# İç ve Dış Tehditler > Çin Zulmü ve Dogu Türkistan >  Japonya çin'e rest çekti.....!uygur türk'lerinin yanındayız dedi.!!

## anau2

Dünya Uygur kongresi Çin ve Japonya'yı karşı karşıya getirdi

Japonya'nın, Tokyo'da yapılan kongreye başta Kadir olmak üzere 14 ayrı ülkede yaşayan Uygur Türklerinden vekalet alarak gelen 125 temsilciye vize vermesi Çin'in çok sert tepkisine neden oldu. Çin Dışişleri Bakanlığı Sözcüsü Hong Lei, Dünya Uygur Kongresi'nin terör örgütleriyle sıkı temasta bulunduğunu ve kongrenin Çin karşıtı bölücü bir örgüt olduğunu söyledi.
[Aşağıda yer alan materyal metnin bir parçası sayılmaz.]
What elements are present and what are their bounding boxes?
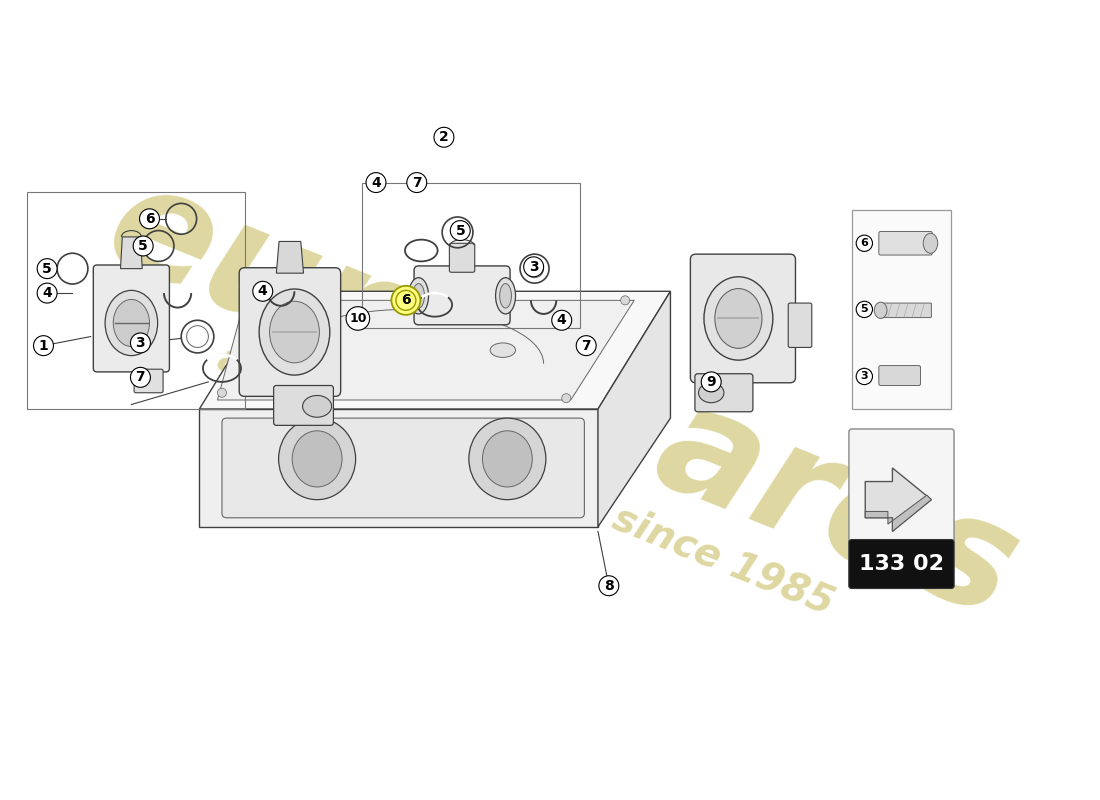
Text: 3: 3 bbox=[860, 371, 868, 382]
Circle shape bbox=[407, 173, 427, 193]
Text: 8: 8 bbox=[604, 578, 614, 593]
Text: 6: 6 bbox=[402, 294, 410, 307]
Circle shape bbox=[434, 127, 454, 147]
Text: 6: 6 bbox=[860, 238, 868, 248]
Ellipse shape bbox=[698, 382, 724, 402]
Circle shape bbox=[133, 236, 153, 256]
FancyBboxPatch shape bbox=[849, 429, 954, 589]
Text: 2: 2 bbox=[439, 130, 449, 144]
FancyBboxPatch shape bbox=[879, 231, 933, 255]
Text: 10: 10 bbox=[349, 312, 366, 325]
Circle shape bbox=[524, 257, 543, 277]
Polygon shape bbox=[199, 409, 598, 527]
FancyBboxPatch shape bbox=[695, 374, 752, 412]
Ellipse shape bbox=[491, 343, 516, 358]
Ellipse shape bbox=[715, 289, 762, 348]
Circle shape bbox=[37, 283, 57, 303]
Text: 3: 3 bbox=[529, 260, 539, 274]
Text: 4: 4 bbox=[557, 314, 566, 327]
Ellipse shape bbox=[113, 299, 150, 346]
Circle shape bbox=[856, 235, 872, 251]
Circle shape bbox=[253, 282, 273, 302]
FancyBboxPatch shape bbox=[239, 268, 341, 396]
FancyBboxPatch shape bbox=[880, 303, 932, 318]
Polygon shape bbox=[121, 237, 142, 269]
Ellipse shape bbox=[496, 278, 516, 314]
Text: 5: 5 bbox=[860, 304, 868, 314]
Ellipse shape bbox=[499, 283, 512, 308]
Ellipse shape bbox=[483, 431, 532, 487]
Text: 5: 5 bbox=[139, 239, 148, 253]
Circle shape bbox=[366, 173, 386, 193]
Text: 4: 4 bbox=[371, 175, 381, 190]
FancyBboxPatch shape bbox=[879, 366, 921, 386]
Text: 4: 4 bbox=[42, 286, 52, 300]
FancyBboxPatch shape bbox=[274, 386, 333, 426]
Ellipse shape bbox=[302, 395, 331, 418]
Ellipse shape bbox=[260, 289, 330, 375]
FancyBboxPatch shape bbox=[789, 303, 812, 347]
Text: 5: 5 bbox=[455, 223, 465, 238]
Text: 5: 5 bbox=[42, 262, 52, 276]
FancyBboxPatch shape bbox=[851, 210, 952, 409]
FancyBboxPatch shape bbox=[94, 265, 169, 372]
FancyBboxPatch shape bbox=[222, 418, 584, 518]
Text: eurospares: eurospares bbox=[86, 150, 1037, 650]
FancyBboxPatch shape bbox=[691, 254, 795, 382]
Circle shape bbox=[392, 286, 420, 315]
Circle shape bbox=[702, 372, 722, 392]
Text: 7: 7 bbox=[412, 175, 421, 190]
FancyBboxPatch shape bbox=[450, 243, 475, 272]
Ellipse shape bbox=[270, 302, 319, 363]
Circle shape bbox=[346, 306, 370, 330]
Text: 7: 7 bbox=[582, 338, 591, 353]
Circle shape bbox=[131, 333, 151, 353]
Circle shape bbox=[33, 336, 54, 356]
Circle shape bbox=[620, 296, 629, 305]
Circle shape bbox=[576, 336, 596, 356]
Ellipse shape bbox=[874, 302, 887, 318]
Circle shape bbox=[396, 290, 416, 310]
Text: 3: 3 bbox=[135, 336, 145, 350]
Text: 7: 7 bbox=[135, 370, 145, 384]
FancyBboxPatch shape bbox=[134, 369, 163, 393]
Text: a passion for parts since 1985: a passion for parts since 1985 bbox=[212, 340, 839, 623]
Circle shape bbox=[598, 576, 619, 596]
Ellipse shape bbox=[278, 418, 355, 500]
Circle shape bbox=[37, 258, 57, 278]
Circle shape bbox=[856, 302, 872, 318]
Circle shape bbox=[131, 367, 151, 387]
Circle shape bbox=[552, 310, 572, 330]
Ellipse shape bbox=[704, 277, 773, 360]
Polygon shape bbox=[866, 495, 932, 531]
Ellipse shape bbox=[308, 333, 336, 350]
Polygon shape bbox=[199, 291, 670, 409]
Ellipse shape bbox=[408, 278, 429, 314]
Circle shape bbox=[218, 388, 227, 398]
Circle shape bbox=[856, 368, 872, 385]
Ellipse shape bbox=[293, 431, 342, 487]
Text: 9: 9 bbox=[706, 375, 716, 389]
Text: 4: 4 bbox=[257, 284, 267, 298]
Ellipse shape bbox=[469, 418, 546, 500]
Text: 133 02: 133 02 bbox=[859, 554, 944, 574]
Circle shape bbox=[240, 294, 250, 303]
FancyBboxPatch shape bbox=[849, 539, 954, 589]
Circle shape bbox=[140, 209, 159, 229]
Text: 6: 6 bbox=[145, 212, 154, 226]
Text: 1: 1 bbox=[39, 338, 48, 353]
Polygon shape bbox=[218, 300, 635, 400]
Ellipse shape bbox=[923, 234, 937, 254]
FancyBboxPatch shape bbox=[414, 266, 510, 325]
Polygon shape bbox=[866, 468, 932, 531]
Circle shape bbox=[562, 394, 571, 402]
Polygon shape bbox=[598, 291, 670, 527]
Ellipse shape bbox=[412, 283, 425, 308]
Ellipse shape bbox=[106, 290, 157, 356]
Circle shape bbox=[450, 221, 470, 241]
Polygon shape bbox=[276, 242, 304, 273]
Dünya Uygur Kongresi'nin Japonya'da yapılmasından büyük üzüntü duyduklarını belirten sözcü, Sincan'ın (Doğu Türkistan) Çin'in iç meselesi olduğunu ve dış güçlerin bölgeye müdahalesine izin vermeyeceklerini açıkladı. Çin,bu nedenle Japonya'dan ikili ilişkilerin korunması için, Çin'in hassasiyetlerinin göz önünde bulundurarak somut önlemler almasını istedi. Dünya Uygur Kongresi' heyetinin Tokyo'daki Yasukuni Tapınağı'nı ziyaret etmesi de Çin'i rahatsız etti. Sözcü, bu tapınağın Japonya'nın geçmişteki militarizminin ve işgallerinin simgesi olduğuna dikkat çekti.

----------